Niemand vroeg bijvoorbeeld of hij ook vakantieplannen had. Pas na een jaar, toen hij zich volgens hemzelf genoeg had ‘bewezen’, kwam er langzaam verandering in. Hij voelde zich toen pas écht opgenomen in het team.
Ik herken zijn ervaring. Toen ik zelf in Nederland werkte, viel me ook op dat het even duurt voordat mensen je echt toelaten. Zeker in formele omgevingen moet je eerst laten zien wat je waard bent, voordat je serieus genomen wordt.
Het lijkt alsof er een onzichtbare groepscode is: dezelfde manier van praten, dezelfde humor, en een gedeelde achtergrond die vaak vanzelfsprekend is voor wie daar geboren is.
Maar ik zie ook de andere kant.
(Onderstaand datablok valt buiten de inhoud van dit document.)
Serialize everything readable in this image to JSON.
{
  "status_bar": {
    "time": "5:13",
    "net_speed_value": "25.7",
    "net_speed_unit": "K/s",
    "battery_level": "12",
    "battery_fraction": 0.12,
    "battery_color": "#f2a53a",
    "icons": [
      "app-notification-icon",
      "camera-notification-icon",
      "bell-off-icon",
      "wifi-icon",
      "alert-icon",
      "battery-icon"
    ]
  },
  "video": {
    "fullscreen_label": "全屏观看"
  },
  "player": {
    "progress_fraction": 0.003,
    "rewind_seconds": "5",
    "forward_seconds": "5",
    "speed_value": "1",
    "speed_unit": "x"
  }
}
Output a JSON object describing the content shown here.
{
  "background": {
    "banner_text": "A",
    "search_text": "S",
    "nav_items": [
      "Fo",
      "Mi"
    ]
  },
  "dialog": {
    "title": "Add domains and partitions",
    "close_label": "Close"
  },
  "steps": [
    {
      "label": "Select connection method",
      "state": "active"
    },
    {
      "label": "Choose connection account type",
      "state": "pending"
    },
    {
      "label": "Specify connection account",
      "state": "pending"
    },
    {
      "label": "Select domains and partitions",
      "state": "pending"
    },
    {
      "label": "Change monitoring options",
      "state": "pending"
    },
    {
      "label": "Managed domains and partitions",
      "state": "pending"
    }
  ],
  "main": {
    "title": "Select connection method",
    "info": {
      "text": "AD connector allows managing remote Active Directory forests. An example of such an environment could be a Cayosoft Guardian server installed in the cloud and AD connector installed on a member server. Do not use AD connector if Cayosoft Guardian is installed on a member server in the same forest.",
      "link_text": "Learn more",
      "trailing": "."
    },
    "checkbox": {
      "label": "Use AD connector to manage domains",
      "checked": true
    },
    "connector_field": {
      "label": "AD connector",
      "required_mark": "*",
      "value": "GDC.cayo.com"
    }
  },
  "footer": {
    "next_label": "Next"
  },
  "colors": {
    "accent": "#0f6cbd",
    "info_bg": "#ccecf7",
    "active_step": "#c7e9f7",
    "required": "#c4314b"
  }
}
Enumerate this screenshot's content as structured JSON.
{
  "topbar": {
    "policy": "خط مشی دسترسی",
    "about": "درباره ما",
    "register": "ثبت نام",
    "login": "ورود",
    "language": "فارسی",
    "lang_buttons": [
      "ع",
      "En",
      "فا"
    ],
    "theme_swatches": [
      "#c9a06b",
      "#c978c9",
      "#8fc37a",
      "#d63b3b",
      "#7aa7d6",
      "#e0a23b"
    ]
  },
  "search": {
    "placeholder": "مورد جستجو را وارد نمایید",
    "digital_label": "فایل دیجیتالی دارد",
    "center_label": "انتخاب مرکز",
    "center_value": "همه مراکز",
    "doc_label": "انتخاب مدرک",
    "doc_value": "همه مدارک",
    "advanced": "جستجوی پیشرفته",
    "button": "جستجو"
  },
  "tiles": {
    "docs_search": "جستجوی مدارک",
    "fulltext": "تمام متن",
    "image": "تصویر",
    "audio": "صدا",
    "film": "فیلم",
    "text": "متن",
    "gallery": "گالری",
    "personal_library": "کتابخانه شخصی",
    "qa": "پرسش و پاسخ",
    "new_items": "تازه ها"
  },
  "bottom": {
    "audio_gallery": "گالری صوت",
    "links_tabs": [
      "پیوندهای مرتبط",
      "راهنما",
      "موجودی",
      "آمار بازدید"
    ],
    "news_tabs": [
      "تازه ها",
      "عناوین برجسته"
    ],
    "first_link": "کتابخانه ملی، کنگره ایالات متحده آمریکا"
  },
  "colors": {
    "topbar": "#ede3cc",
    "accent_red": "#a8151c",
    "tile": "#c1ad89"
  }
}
Nederlandse collega’s zijn soms juist voorzichtig, uit beleefdheid of angst om de ander niet te willen beledigen.
Ze willen je niet overvragen of opdringerig zijn. En aan Surinaamse kant is er soms ook terughoudendheid: je wil niet opdringen, en je voelt je soms een buitenstaander.
Toch geloof ik dat het ijs sneller breekt als beide kanten wat actiever contact zoeken.
Een simpel praatje kan het verschil maken. Vertrouwen groeit niet vanzelf. Iemand moet het eerste zetje geven.
Foto ter illustratie.
Voor contact: patricia@gfcnieuws.com of direct via WhatsApp.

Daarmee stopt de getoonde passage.